08 Maggio 2021 - Ultimo aggiornamento il: 07 Maggio 2021 alle 18:28:42

Cronaca

Ultimatum sulla chiusura ex Ilva, nessuna decisione​

Il rapporto della Asl stamattina a Palazzo di Città


Nessuna ordinanza di chiusura dello sta­bilimento siderurgico o della sola area a caldo. Almeno non alla scadenza dell’ultimatum dell’8 aprile. Il sindaco Rinaldo Melucci infatti è a Roma, convocato dalla Pre­sidenza del Consiglio per la ricognizione dello stato di attuazione del Contratto Istituzionale di Sviluppo. Ma, so­prattutto, Melucci attende di poter leggere tutte le relazio­ni degli organismi tecnici prima di assumere qualsivoglia decisione. A scanso di equivoci da Palazzo di Città si fa sapere che: «Per conoscenza il sindaco oggi non prende­rà alcuna decisione perché deve leggere le relazioni degli enti tecnici ancora non pervenute da tutti. Le ordinanze si fanno sui presupposti di contingibilità e urgenza necessari per l’adozione dell’ordinanza sindacale di chiusura degli impianti ex art. 50 del Tuel.».

Le relazioni, allora. Alle 11.57 di lunedì 8 aprile è arrivata a Palazzo di Città la tanto attesa relazione della Asl. Circa un centinaio di pagine inviate anche anche a Prefetto e Procuratore della Repubblica, le due figure istituzionali che nelle scorse settimane avevano convocato tutte le parti in causa per fare chiarezza sulla reale situazione ambien­tale della città. A Prefetto e Procuratore, peraltro, lo stesso sindaco aveva già preventivamente fatto conoscere il per­corso che intendeva seguire con il cosiddetto ultimatum. La linea del Comune è chiara: se dalle relazioni tecniche dovesse emergere che persistono rischi per la salute delle persone, allora si adotterebbero provvedimenti di tutela, come appunto il fermo degli impianti pericolosi.
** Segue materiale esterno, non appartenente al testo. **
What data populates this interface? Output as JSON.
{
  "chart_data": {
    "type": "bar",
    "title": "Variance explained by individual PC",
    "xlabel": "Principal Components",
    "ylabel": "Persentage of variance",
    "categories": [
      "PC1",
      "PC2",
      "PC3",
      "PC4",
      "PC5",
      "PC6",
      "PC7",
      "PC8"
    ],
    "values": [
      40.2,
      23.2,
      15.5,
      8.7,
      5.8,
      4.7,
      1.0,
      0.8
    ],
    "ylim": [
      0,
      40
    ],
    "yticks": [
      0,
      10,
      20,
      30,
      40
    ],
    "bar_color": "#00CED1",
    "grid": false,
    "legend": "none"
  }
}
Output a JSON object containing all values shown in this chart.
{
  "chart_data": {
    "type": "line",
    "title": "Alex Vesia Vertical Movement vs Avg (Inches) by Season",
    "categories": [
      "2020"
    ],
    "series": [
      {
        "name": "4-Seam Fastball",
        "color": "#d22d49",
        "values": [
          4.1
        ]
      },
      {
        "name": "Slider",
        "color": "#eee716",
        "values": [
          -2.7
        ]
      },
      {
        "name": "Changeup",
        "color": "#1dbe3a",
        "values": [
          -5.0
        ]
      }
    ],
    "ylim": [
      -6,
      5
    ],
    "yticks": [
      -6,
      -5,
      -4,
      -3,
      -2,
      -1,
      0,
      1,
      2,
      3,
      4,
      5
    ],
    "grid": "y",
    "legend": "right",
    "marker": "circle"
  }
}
Il punto è proprio questo: nei tavoli istituzionali finora è sempre emerso che il livello delle emissioni è al di sotto dei limiti di legge. Ma questi limiti garantiscono l’assenza di rischio per la salute? Questo è l’interrogativo al quale dovranno rispondere gli organismi tecnici. D’altro canto il Comune ha bisogno di blindare una eventuale ordinanza con dati inoppugnabili e certezze giuridiche, per evitare che un provvedimento così eclatante possa poi essere strapazzato dal Tribunale amministrativo. Quindi si attendono anche le relazioni di Arpa (dovrebbe essere stata inviata dopo mezzogiorno) e Ispra per avere un quadro il più completo possibile.

A Palazzo di Città si stanno comunque valutando tutte le ipotesi percorribili per arrivare ad una condizione che non metta in pericolo la salute e la vita delle persone. Non ultima la possibilità che sia lo stesso sindaco a chiedere la revisione dell’Aia, aspetto – quello della revisione dell’Autorizzazione integrata ambientale – che nelle ultime setti­mane ha scatenato una polemica tra Ministero dell’Am­biente e Regione Puglia.

Intanto dallo stesso Comune arriva un chiarimento sul­la erogazione di energia elettrica alle scuole Deledda e De Carolis. Nei giorni scorsi, infatti, in alcuni servizi giornalistici era stato evidenziato come la mancanza di energia elettrica avrebbe impedito all’Arpa di eseguire le indagini sull’impatto delle collinette ecologiche. «Il Comune di Taranto – si legge in una nota di Palazzo di Città – rammenta che l’Ordinanza sindacale n. 9 è stata emessa e pubblicata in data 2 marzo 2019. L’Arpa Puglia ha informato il Civico Ente di aver predisposto un mezzo specifico per eseguire nuove indagini nel perimetro delle scuole De Carolis e Deledda soltanto in data 22 marzo 2019. Da quel momento, gli Uffici Tecnici del Comune di Taranto hanno avviato le procedure tipiche per autorizza­re e consentire in sicurezza la fornitura di energia elettrica al citato mezzo, tentando di comprimere per quanto pos­sibile i tempi.

Dalla serata del giorno 5 aprile 2019 è del tutto fruibile la citata utenza per Arpa Puglia. Nulla osta, dunque, alle indagini richieste a proposito della vicenda delle cosiddette collinette ecologiche. Come risaputo, per effetto di queste dinamiche è stato necessario prorogare la validità della suddetta Ordinanza sindacale sino alla conclusione del corrente anno scolastico. Detta vicenda – precisa ancora una volta il Comune – non ha diretta at­tinenza con il sollecito che è stato rivolto agli organismi tecnici regionali e nazionali intorno alla più complessa situazione dell’ambiente e della salute a Taranto».